By February 2009, President Obama had announced to Congress he wanted America to attain the world’s highest proportion of graduates by 2020.  So while the ‘big goal’ had now been set, the question was how?

One of the Lumina Foundation’s response was to initiate Tuning USA.  According to the Chronicle, Lumina has been willing to draw on ideas that are generated by the education policy community in the US, and internationally.

Clifford Adelman is one of those. A  senior associate at the Institute for Higher Education Policy in Washington, Adelman was contracted by the Lumina Foundation to produce a very extensive report on Europe’s higher education restructuring. The report (The Bologna Process for U.S. Eyes: Re-learning Higher Education in the Age of Convergence) was released early this April, and was profiled by Anne Corbett in GlobalHigherEd. In the report Adelman sets out to redress what he regards as the omissions from the Spellings Commission review of higher education.  As Adelman (2009: viii)  notes:

The core features of the Bologna Process have sufficient momentum to become the dominant global higher education model within the next two decades. Former Secretary of Education, Margaret Spellings’ Commission on the Future of Higher Education paid no attention whatsoever to Bologna, and neither did the U.S. higher education community in its underwhelming response to that Commission’s report. Such purblind stances are unforgivable in a world without borders.

But since the first version of this monograph, a shorter essay entitled The Bologna Club: What U.S. Higher Education Can Learn from a Decade of European Reconstruction (Institute for Higher Education Policy, May 2008), U.S. higher education has started listening seriously to the core messages of the remarkable and difficult undertaking in which our European colleagues have engaged. Dozens of conferences have included panels, presentations, and intense discussions of Bologna approaches to accountability, access, quality assurance, credits and transfer, and, most notably, learning outcomes in the context of the disciplines. In that latter regard, in fact, three state higher education systems—Indiana, Minnesota, and Utah—have established study groups to examine the Bologna “Tuning” process to determine the forms and extent of its potential in U.S. contexts. Scarcely a year ago, such an effort would have been unthinkable.

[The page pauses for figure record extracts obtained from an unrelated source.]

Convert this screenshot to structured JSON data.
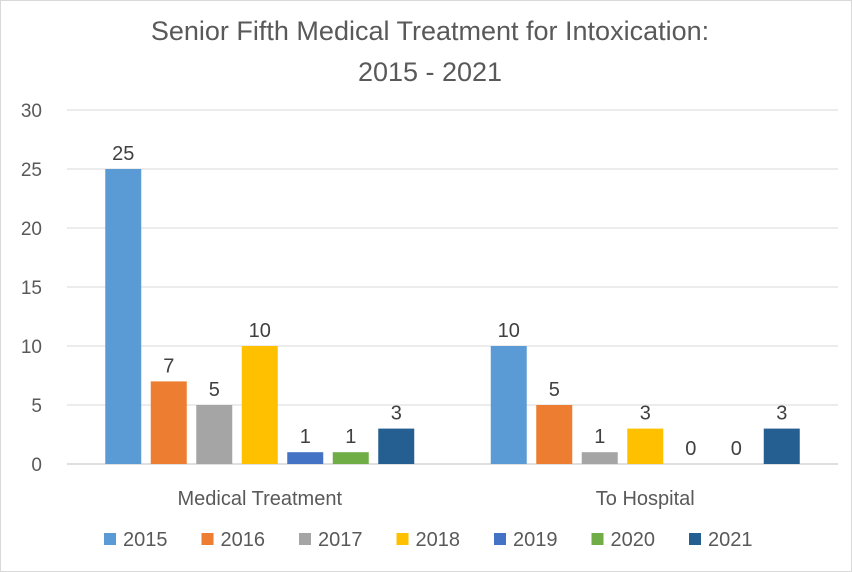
{
  "chart_data": {
    "type": "bar",
    "title_line1": "Senior Fifth Medical Treatment for Intoxication:",
    "title_line2": "2015 - 2021",
    "categories": [
      "Medical Treatment",
      "To Hospital"
    ],
    "ylim": [
      0,
      30
    ],
    "yticks": [
      0,
      5,
      10,
      15,
      20,
      25,
      30
    ],
    "grid": true,
    "legend_position": "bottom",
    "series": [
      {
        "name": "2015",
        "color": "#5B9BD5",
        "values": [
          25,
          10
        ]
      },
      {
        "name": "2016",
        "color": "#ED7D31",
        "values": [
          7,
          5
        ]
      },
      {
        "name": "2017",
        "color": "#A5A5A5",
        "values": [
          5,
          1
        ]
      },
      {
        "name": "2018",
        "color": "#FFC000",
        "values": [
          10,
          3
        ]
      },
      {
        "name": "2019",
        "color": "#4472C4",
        "values": [
          1,
          0
        ]
      },
      {
        "name": "2020",
        "color": "#70AD47",
        "values": [
          1,
          0
        ]
      },
      {
        "name": "2021",
        "color": "#255E91",
        "values": [
          3,
          3
        ]
      }
    ]
  }
}
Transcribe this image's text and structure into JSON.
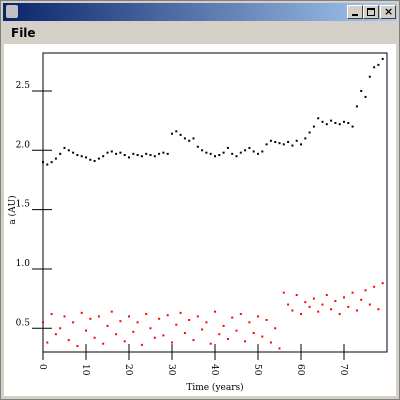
{
  "menu": [
    "File"
  ],
  "chart_data": {
    "type": "scatter",
    "x_label": "Time (years)",
    "y_label": "a (AU)",
    "x": [
      0,
      1,
      2,
      3,
      4,
      5,
      6,
      7,
      8,
      9,
      10,
      11,
      12,
      13,
      14,
      15,
      16,
      17,
      18,
      19,
      20,
      21,
      22,
      23,
      24,
      25,
      26,
      27,
      28,
      29,
      30,
      31,
      32,
      33,
      34,
      35,
      36,
      37,
      38,
      39,
      40,
      41,
      42,
      43,
      44,
      45,
      46,
      47,
      48,
      49,
      50,
      51,
      52,
      53,
      54,
      55,
      56,
      57,
      58,
      59,
      60,
      61,
      62,
      63,
      64,
      65,
      66,
      67,
      68,
      69,
      70,
      71,
      72,
      73,
      74,
      75,
      76,
      77,
      78,
      79
    ],
    "series": [
      {
        "color": "#000000",
        "values": [
          1.9,
          1.88,
          1.9,
          1.93,
          1.97,
          2.02,
          2.0,
          1.98,
          1.96,
          1.95,
          1.94,
          1.92,
          1.91,
          1.93,
          1.95,
          1.98,
          1.99,
          1.97,
          1.98,
          1.96,
          1.94,
          1.97,
          1.96,
          1.95,
          1.97,
          1.96,
          1.95,
          1.97,
          1.98,
          1.97,
          2.14,
          2.16,
          2.13,
          2.1,
          2.08,
          2.1,
          2.03,
          2.0,
          1.98,
          1.97,
          1.95,
          1.96,
          1.98,
          2.02,
          1.97,
          1.95,
          1.98,
          2.0,
          2.02,
          1.99,
          1.97,
          1.99,
          2.05,
          2.08,
          2.07,
          2.06,
          2.05,
          2.07,
          2.04,
          2.08,
          2.05,
          2.1,
          2.15,
          2.2,
          2.27,
          2.24,
          2.22,
          2.25,
          2.23,
          2.22,
          2.24,
          2.23,
          2.2,
          2.37,
          2.5,
          2.45,
          2.62,
          2.7,
          2.72,
          2.77
        ]
      },
      {
        "color": "#ff0000",
        "values": [
          0.55,
          0.38,
          0.62,
          0.45,
          0.5,
          0.6,
          0.4,
          0.55,
          0.35,
          0.63,
          0.48,
          0.58,
          0.42,
          0.6,
          0.37,
          0.52,
          0.64,
          0.45,
          0.56,
          0.39,
          0.6,
          0.47,
          0.55,
          0.36,
          0.62,
          0.5,
          0.42,
          0.58,
          0.44,
          0.61,
          0.38,
          0.53,
          0.63,
          0.46,
          0.57,
          0.4,
          0.6,
          0.49,
          0.55,
          0.37,
          0.64,
          0.45,
          0.52,
          0.41,
          0.59,
          0.48,
          0.62,
          0.39,
          0.55,
          0.46,
          0.6,
          0.43,
          0.57,
          0.38,
          0.5,
          0.33,
          0.8,
          0.7,
          0.65,
          0.78,
          0.62,
          0.72,
          0.68,
          0.75,
          0.64,
          0.7,
          0.78,
          0.66,
          0.73,
          0.62,
          0.76,
          0.68,
          0.8,
          0.65,
          0.74,
          0.82,
          0.7,
          0.85,
          0.66,
          0.88
        ]
      }
    ],
    "xlim": [
      0,
      80
    ],
    "ylim": [
      0.3,
      2.82
    ],
    "xticks": [
      0,
      10,
      20,
      30,
      40,
      50,
      60,
      70
    ],
    "yticks": [
      {
        "value": 0.5,
        "label": "0.5"
      },
      {
        "value": 1.0,
        "label": "1.0"
      },
      {
        "value": 1.5,
        "label": "1.5"
      },
      {
        "value": 2.0,
        "label": "2.0"
      },
      {
        "value": 2.5,
        "label": "2.5"
      }
    ]
  }
}
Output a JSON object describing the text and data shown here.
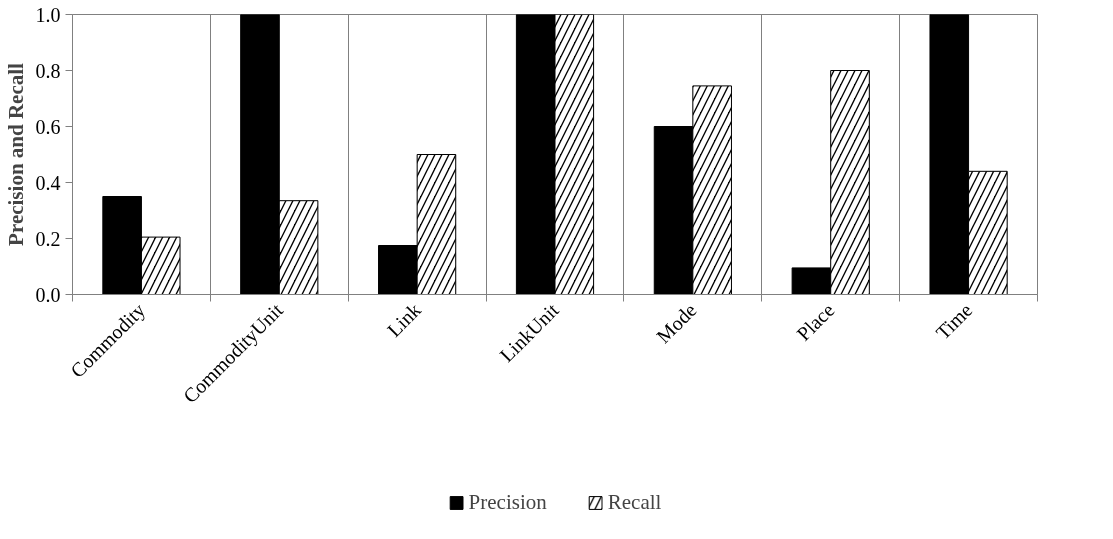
{
  "chart_data": {
    "type": "bar",
    "ylabel": "Precision and Recall",
    "categories": [
      "Commodity",
      "CommodityUnit",
      "Link",
      "LinkUnit",
      "Mode",
      "Place",
      "Time"
    ],
    "series": [
      {
        "name": "Precision",
        "color": "#000000",
        "values": [
          0.35,
          1.0,
          0.175,
          1.0,
          0.6,
          0.095,
          1.0
        ]
      },
      {
        "name": "Recall",
        "color": "#000000",
        "values": [
          0.205,
          0.335,
          0.5,
          1.0,
          0.745,
          0.8,
          0.44
        ]
      }
    ],
    "ylim": [
      0,
      1
    ],
    "yticks": [
      {
        "value": 0,
        "label": "0.0"
      },
      {
        "value": 0.2,
        "label": "0.2"
      },
      {
        "value": 0.4,
        "label": "0.4"
      },
      {
        "value": 0.6,
        "label": "0.6"
      },
      {
        "value": 0.8,
        "label": "0.8"
      },
      {
        "value": 1,
        "label": "1.0"
      }
    ],
    "grid": "x",
    "legend": "bottom"
  }
}
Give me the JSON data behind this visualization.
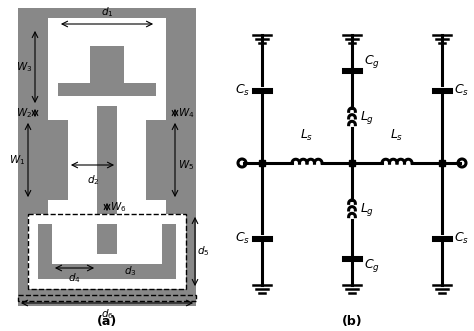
{
  "fig_width": 4.74,
  "fig_height": 3.31,
  "dpi": 100,
  "bg_color": "#ffffff",
  "gray": "#888888",
  "white": "#ffffff",
  "black": "#000000",
  "lw": 1.5,
  "lw_thick": 2.2
}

Working with students, faculty members and education officials from Indiana, Minnesota and Utah, Lumina has now initiated Tuning USA as a year-long project:

The aim is to create a shared understanding among higher education’s stakeholders of the subject-specific knowledge and transferable skills that students in six fields must demonstrate upon completion of a degree program. Each state has elected to draft learning outcomes and map the relations between these outcomes and graduates’ employment options for at least two of the following disciplines: biology, chemistry, education, history, physics and graphic design (see report in InsideIndianabusiness).

The world has changed. The borders between the US and European higher education are now somewhat leaky, for strategic purposes, to be sure.

A European in America is now somehow thinkable!